Re: RARA-AVIS: Re: "Pulp" broadcasts on BBC7

From: gsp.schoo@MOT.com
Date: 16 Dec 2008

  • Next message: jacquesdebierue: "RARA-AVIS: Re: "Pulp" broadcasts on BBC7"

    Yes, it is a Wikipedia World. The validity of a central, unifying truth is increasingly challenged as popular education expands and more people have access to the input end of the media. Meanwhile, small groups such as RA establish themselves as keepers of the faith in whatever spheres of knowledge appeal to them, girding themselves for battle with alternative beliefs.
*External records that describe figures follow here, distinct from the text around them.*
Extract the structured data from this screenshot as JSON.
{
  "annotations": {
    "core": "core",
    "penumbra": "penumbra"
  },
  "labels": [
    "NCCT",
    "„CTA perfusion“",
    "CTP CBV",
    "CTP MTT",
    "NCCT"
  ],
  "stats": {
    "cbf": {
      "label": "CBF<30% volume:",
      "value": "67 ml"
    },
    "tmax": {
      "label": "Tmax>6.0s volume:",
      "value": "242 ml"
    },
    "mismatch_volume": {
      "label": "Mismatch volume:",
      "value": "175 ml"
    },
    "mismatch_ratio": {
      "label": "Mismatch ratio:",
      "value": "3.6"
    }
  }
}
    The PI, that eternal seeker, is overwhelmed. How much of what she remembers actually happened, and how much was agreed wisdom? Is there anything to be gained by revisiting and revising old, cold cases? She rummages her desk for her bottomless bottle of bourbon, and wonders what Wikipedia pays its editors.

    Just got back from Las Vegas, my first trip, and I'm wondering, given the current financial news, if maybe it won't be my only trip there. So many construction cranes, but I didn't see any of them moving. Maybe it was the wind. Maybe it was the weekend. Maybe, Christmas carols pumped into every concrete corner, it was just the off season.
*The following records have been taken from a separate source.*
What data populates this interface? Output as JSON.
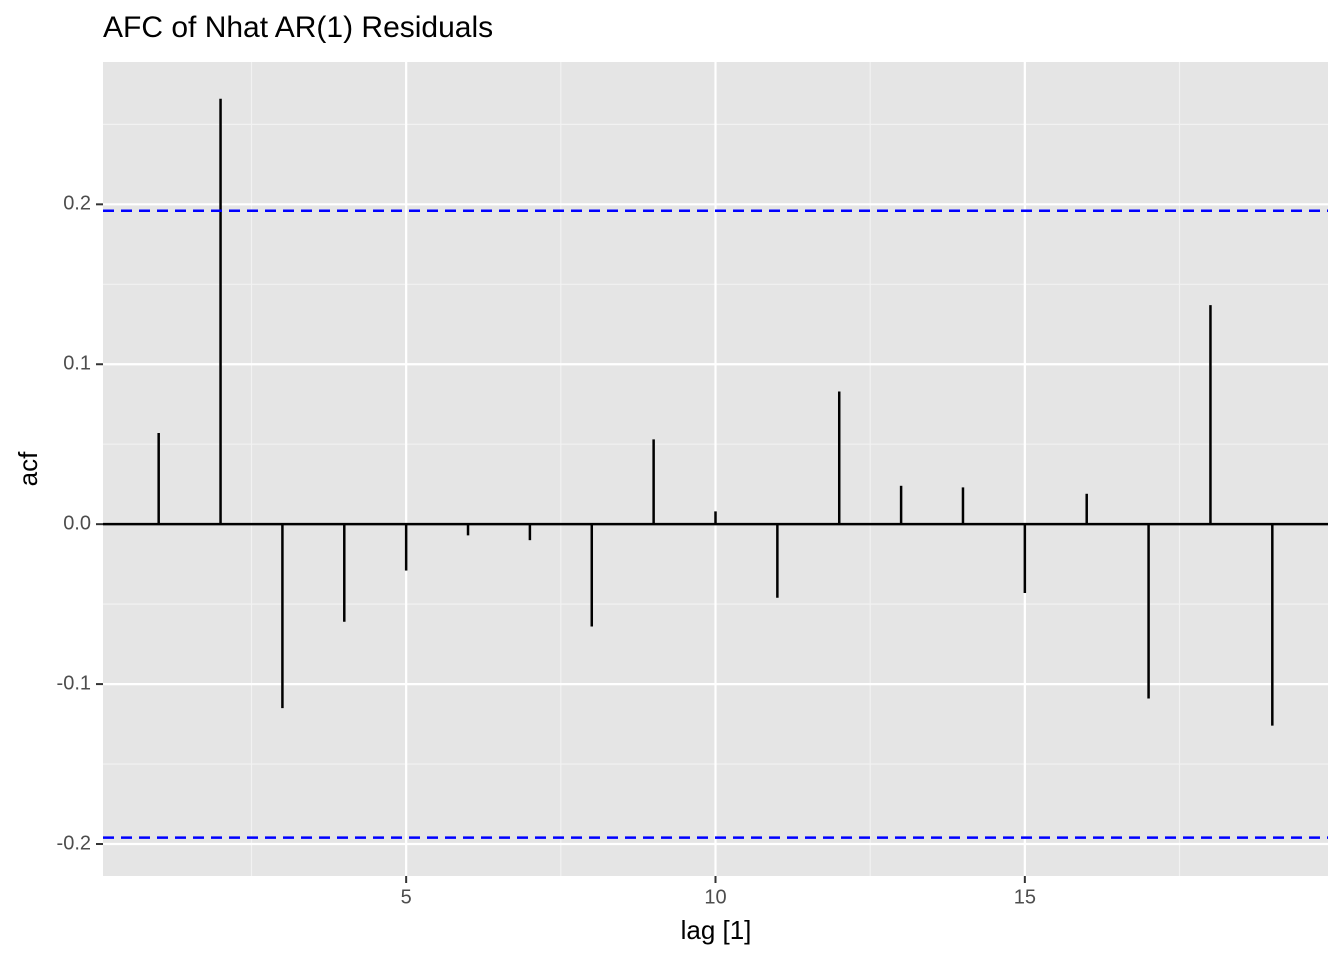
{
  "chart_data": {
    "type": "stem",
    "title": "AFC of Nhat AR(1) Residuals",
    "x_label": "lag [1]",
    "y_label": "acf",
    "x": [
      1,
      2,
      3,
      4,
      5,
      6,
      7,
      8,
      9,
      10,
      11,
      12,
      13,
      14,
      15,
      16,
      17,
      18,
      19
    ],
    "values": [
      0.057,
      0.266,
      -0.115,
      -0.061,
      -0.029,
      -0.007,
      -0.01,
      -0.064,
      0.053,
      0.008,
      -0.046,
      0.083,
      0.024,
      0.023,
      -0.043,
      0.019,
      -0.109,
      0.137,
      -0.126
    ],
    "color": "#000000",
    "ci_lines": [
      0.196,
      -0.196
    ],
    "ci_color": "#0000ff",
    "xlim": [
      0.1,
      19.9
    ],
    "ylim": [
      -0.22,
      0.289
    ],
    "xticks": [
      5,
      10,
      15
    ],
    "yticks": [
      -0.2,
      -0.1,
      {
        "value": 0,
        "label": "0.0"
      },
      0.1,
      0.2
    ],
    "xminor": [
      2.5,
      7.5,
      12.5,
      17.5
    ],
    "yminor": [
      -0.15,
      -0.05,
      0.05,
      0.15,
      0.25
    ],
    "grid": true
  }
}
    Christmas as surreality's off season, or the end of surreality as I almost got to know it? That's my dilemma but I'm home, tired and broke, and first thing there's an RA email lamenting that some authoritative source got some bit of info wrong and I wanted you all to know that it's good to be back on familiar, noir terra firma.

    Best, Kerry

    BTW- I took an unexpected Ripley "Angel" book with me (thought that funny-as-hell series ended long ago) that is not even close to hardboil or noir, but it doesn't matter because there's no place in LV to sit down and only horses read standing up (pretty sure I saw that on Wikipedia.)
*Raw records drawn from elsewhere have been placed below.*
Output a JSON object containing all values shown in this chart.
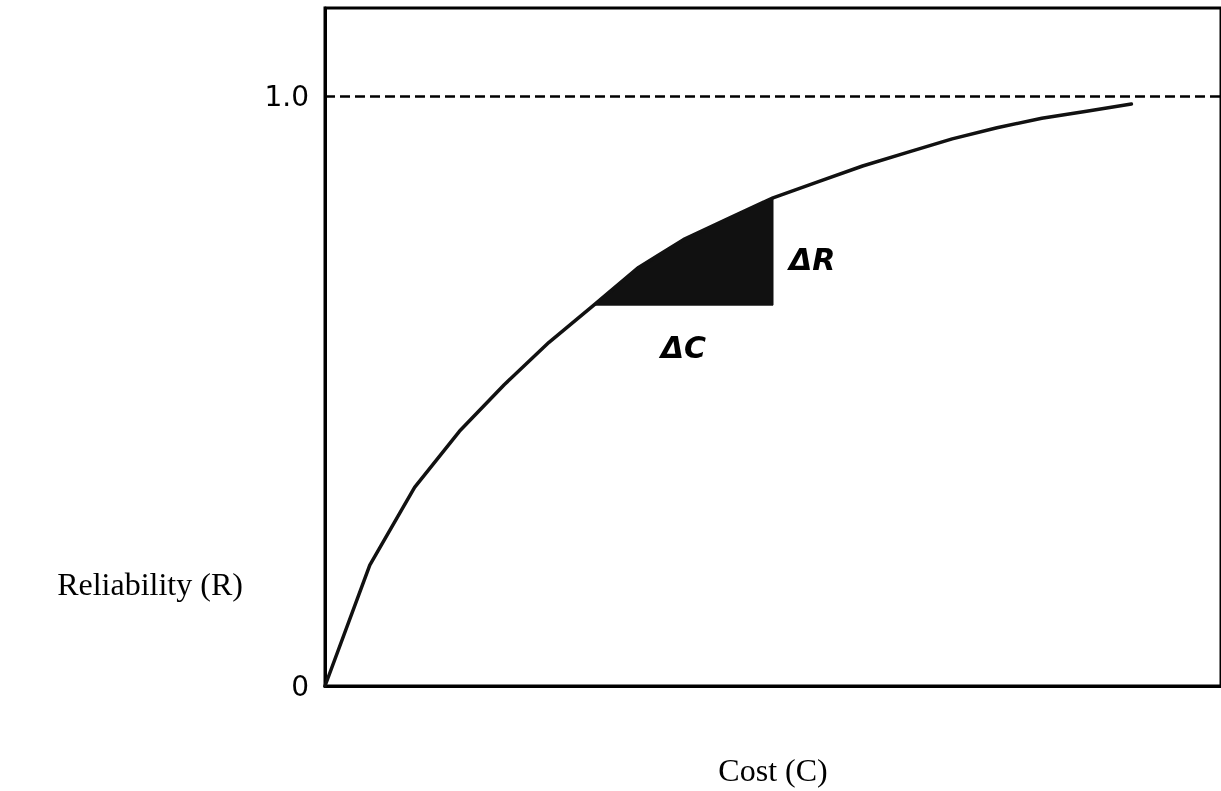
{
  "chart_data": {
    "type": "line",
    "xlabel": "Cost (C)",
    "ylabel": "Reliability (R)",
    "ylim": [
      0,
      1.15
    ],
    "yticks": [
      0,
      {
        "value": 1,
        "label": "1.0"
      }
    ],
    "tick_labels": "y",
    "grid": false,
    "marker": "none",
    "line_style": "solid",
    "categories": [
      null,
      null,
      null,
      null,
      null,
      null,
      null,
      null,
      null,
      null,
      null,
      null,
      null,
      null,
      null,
      null,
      null,
      null,
      null,
      null,
      null
    ],
    "series": [
      {
        "color": "#111111",
        "values": [
          0,
          0.205,
          0.337,
          0.432,
          0.511,
          0.583,
          0.646,
          0.71,
          0.757,
          0.793,
          0.828,
          0.855,
          0.882,
          0.905,
          0.928,
          0.947,
          0.963,
          0.975,
          0.987,
          null,
          null
        ]
      }
    ],
    "ref_lines": [
      {
        "axis": "y",
        "value": 1,
        "line_style": "dashed"
      }
    ],
    "annotations": [
      "ΔC",
      "ΔR"
    ]
  }
}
      ----- Original Message -----
      From: Dick Lochte
      To: rara-avis-l@yahoogroups.com
      Sent: Thursday, December 11, 2008 12:11 PM
      Subject: RARA-AVIS: Re: "Pulp" broadcasts on BBC7

      In downloading the readings be sure to let the recording go for a few extra
      minutes and you'll hear a very British, very self-assured BBC announcer note
      that Paul Cain is the author of The Postman Always Rings Twice. Once the
      initial amusement wears off, however, there's the depressing thought that,
      except for we noble few, the history of crime fiction matters less and is
      less well known than the history of Brittany Spears, And not even the BBC
      cares enough to research their "facts." It's a Wikipedia world.